Dun Iskender yemeye gittik. Fena degildi. Ondan once yuruyus yaptik. Sonra Robeks e gidip ozel meyva suyu yaptirdik. Eve geldik biraz dinlendik, aksam balkonda tost ve cay keyfi...
Bu arada esyalari craigslist e koyduk, bu aksam birileri gelecek, umarim hemen satilir.
Friday, June 5, 2009
Sukur
Sahip olduklarimdan dolayi tesekkur ederim Allahim, sonsuzlugum, evrenim...
Wednesday, June 3, 2009
Yeme icme
Sabahtan yediklerim incir cekirdegini doldurmaz. Maydanozlu peynirli omlet, karpuz, findik, ceviz, uzum, iki ucgen peynir, sardine konservenin yarisi(bu da smoked oldugu icin bayila bayila yiyemedim), green juice ve su. Aksam da mercimek yaptim yalniz yaparken kusma tehlikesi atlattim. Kiymayi kavururken midem alt ust. Buranin etine alisamadim bir turlu, kokuyor ya. Bu aldigim da grass fed o da baska kokuyor. Zaten oyle deli gibi et tuketmiyoruz ama yani yakinda kokudan hic tuketmicem ben sahsen. Yemek de lazim, etten aldigin demiri diger sebzelerden tam alamiyorsun, vucudun absorbe etmiyor ayni miktarda alsan da!

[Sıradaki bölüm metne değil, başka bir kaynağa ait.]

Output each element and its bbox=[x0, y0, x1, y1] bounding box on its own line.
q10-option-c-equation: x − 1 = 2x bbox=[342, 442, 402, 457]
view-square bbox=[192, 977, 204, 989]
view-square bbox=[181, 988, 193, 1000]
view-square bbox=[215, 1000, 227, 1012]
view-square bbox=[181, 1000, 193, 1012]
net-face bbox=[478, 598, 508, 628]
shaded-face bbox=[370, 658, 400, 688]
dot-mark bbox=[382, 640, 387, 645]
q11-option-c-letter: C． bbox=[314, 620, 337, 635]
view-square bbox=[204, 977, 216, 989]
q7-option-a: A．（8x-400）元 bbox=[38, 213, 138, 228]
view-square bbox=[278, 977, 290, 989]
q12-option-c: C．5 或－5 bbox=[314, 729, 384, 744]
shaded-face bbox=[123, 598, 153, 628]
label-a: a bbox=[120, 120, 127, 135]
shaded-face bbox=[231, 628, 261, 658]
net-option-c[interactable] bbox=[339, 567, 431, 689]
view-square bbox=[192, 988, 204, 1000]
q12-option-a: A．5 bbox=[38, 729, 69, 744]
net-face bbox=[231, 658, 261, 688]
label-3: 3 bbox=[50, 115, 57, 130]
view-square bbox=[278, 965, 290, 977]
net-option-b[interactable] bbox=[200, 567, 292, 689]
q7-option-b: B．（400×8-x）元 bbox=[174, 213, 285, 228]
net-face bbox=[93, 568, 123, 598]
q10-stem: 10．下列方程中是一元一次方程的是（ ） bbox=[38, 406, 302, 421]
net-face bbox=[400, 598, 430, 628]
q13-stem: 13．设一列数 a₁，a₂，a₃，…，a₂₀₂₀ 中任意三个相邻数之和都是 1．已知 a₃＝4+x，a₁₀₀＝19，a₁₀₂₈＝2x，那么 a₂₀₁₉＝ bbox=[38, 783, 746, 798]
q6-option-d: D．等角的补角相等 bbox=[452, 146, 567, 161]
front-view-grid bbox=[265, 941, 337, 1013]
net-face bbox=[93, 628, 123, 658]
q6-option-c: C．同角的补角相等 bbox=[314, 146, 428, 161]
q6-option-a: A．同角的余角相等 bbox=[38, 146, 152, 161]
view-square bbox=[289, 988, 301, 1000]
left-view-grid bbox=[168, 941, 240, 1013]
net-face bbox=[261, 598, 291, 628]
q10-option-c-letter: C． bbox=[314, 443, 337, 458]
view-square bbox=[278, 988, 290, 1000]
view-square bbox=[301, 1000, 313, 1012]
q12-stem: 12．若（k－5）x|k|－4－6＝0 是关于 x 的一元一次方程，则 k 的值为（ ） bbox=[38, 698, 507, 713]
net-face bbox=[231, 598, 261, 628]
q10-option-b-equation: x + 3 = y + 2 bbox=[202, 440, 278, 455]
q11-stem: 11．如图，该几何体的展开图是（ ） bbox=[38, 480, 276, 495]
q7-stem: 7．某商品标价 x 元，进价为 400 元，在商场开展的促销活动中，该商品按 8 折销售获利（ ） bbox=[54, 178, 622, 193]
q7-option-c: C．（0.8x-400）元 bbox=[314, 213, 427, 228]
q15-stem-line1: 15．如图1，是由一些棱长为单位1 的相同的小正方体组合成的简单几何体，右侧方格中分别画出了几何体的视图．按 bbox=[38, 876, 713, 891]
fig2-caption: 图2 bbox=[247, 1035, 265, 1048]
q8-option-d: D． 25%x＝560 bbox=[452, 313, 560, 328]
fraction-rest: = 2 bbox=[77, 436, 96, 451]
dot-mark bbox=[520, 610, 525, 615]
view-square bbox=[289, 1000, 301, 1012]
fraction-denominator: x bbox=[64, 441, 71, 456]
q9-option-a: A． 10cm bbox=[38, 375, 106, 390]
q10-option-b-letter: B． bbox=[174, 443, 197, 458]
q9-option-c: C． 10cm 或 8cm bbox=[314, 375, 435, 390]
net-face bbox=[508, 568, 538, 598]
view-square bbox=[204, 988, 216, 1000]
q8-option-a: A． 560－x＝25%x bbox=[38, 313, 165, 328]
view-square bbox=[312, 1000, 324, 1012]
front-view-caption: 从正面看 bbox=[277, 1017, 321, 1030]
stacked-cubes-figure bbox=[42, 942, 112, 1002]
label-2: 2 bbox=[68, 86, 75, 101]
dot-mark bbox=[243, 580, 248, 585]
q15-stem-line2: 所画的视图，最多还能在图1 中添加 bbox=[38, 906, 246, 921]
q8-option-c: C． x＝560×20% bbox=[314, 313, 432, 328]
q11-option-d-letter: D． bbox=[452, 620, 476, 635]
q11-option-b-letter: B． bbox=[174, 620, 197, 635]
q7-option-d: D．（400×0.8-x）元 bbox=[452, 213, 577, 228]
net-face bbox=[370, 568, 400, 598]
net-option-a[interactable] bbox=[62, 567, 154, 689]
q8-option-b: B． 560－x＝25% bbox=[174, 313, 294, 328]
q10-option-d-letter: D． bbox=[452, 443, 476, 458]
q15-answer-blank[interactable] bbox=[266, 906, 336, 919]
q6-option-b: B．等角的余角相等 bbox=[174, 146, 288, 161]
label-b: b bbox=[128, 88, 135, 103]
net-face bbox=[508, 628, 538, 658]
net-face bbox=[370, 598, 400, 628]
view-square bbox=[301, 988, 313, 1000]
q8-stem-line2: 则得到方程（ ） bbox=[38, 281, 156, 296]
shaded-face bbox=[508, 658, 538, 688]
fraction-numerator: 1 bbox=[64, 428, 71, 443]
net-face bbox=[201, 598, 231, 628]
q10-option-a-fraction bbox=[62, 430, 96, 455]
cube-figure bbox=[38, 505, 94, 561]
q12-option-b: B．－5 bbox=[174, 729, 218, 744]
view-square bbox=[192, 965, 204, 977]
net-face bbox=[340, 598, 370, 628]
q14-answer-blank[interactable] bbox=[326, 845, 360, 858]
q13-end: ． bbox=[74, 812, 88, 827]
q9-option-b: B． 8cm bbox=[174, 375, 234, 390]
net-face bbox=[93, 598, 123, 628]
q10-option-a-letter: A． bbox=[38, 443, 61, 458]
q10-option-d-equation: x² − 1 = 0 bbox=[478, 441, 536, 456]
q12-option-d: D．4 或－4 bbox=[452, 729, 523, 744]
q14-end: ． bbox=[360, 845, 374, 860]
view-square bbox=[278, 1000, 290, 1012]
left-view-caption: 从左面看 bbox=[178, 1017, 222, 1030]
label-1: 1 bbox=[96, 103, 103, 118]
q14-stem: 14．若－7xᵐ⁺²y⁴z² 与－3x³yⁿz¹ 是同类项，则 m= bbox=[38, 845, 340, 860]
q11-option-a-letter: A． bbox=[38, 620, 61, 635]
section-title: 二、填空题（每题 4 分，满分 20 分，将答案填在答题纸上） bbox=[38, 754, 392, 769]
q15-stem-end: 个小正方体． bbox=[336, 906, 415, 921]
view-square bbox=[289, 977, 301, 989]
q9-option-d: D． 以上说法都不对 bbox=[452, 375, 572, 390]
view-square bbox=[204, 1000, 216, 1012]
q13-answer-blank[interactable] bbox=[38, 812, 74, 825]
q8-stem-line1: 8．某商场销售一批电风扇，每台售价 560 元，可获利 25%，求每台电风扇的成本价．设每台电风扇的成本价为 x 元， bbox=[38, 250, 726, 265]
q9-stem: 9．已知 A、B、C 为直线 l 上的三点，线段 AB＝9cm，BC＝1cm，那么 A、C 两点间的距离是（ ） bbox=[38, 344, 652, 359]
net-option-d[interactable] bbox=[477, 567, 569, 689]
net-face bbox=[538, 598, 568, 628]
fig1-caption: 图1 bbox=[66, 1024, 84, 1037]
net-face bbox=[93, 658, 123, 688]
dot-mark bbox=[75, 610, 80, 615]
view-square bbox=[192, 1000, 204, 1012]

Aksama meyva(uc cesit daha yemem gerek) ve yogurt ihtiyacimi da karsilamam lazim. Yogurtsuz bir hayat dusunemiyorum.
Bu arada veganlar nasil yasiyor ya, sut yok, yogurt yok, yumurta yok, et yok. Etsiz belki yasayabilirim ama digerleri olmadan cok zor.
Saturday, May 30, 2009
Hayaaaaaat
Universite harikaydi, kafama gore yasadim, bir de okuldan en yakin arkadasimla ayni sinifa dusmusuz:))) Harika bir dort seneydi. Ne manyakliklar yaptik, ne gezdik, gezmeye doyduk. Universite bittikten sonra ikimiz de gece hayatina uzak durduk cunku bikmisiz. Limit dolmus:)))
Amerika ya gelmeye karar verisim de oyle. Birdenbire apar topar. Karar vermisim ben gidicem. Ondan once annem agzimi yokluyor, kizim gitmek ister misin diye. Yok. Onbes gun icinde ben vizemi mizemi aldim, annemin arkadasinin yanina geldim. Yalniz sehir degistirmeyi bile dusunmezken, alakasizca bilmedigin bir ulkeye gel yerles. Sonra is buldum, turist vizemi is vizesine cevirdim. Bir sene icinde de evlendim. Evlenme tarihini de bir gun onceden belirledik, millete telefon actik, biz yarin evleniyoruz, gelmek ister misiniz diye??? Hayatim boyunca dugunlerden nefret eden ben tam kendime gore bir cilginlikla evlendim. O aksam bize surpriz bir parti yapmislardi ve tam bir surpriz olmustu, usenip cikartmadigim beyaz coraplar basima bela oldu:))))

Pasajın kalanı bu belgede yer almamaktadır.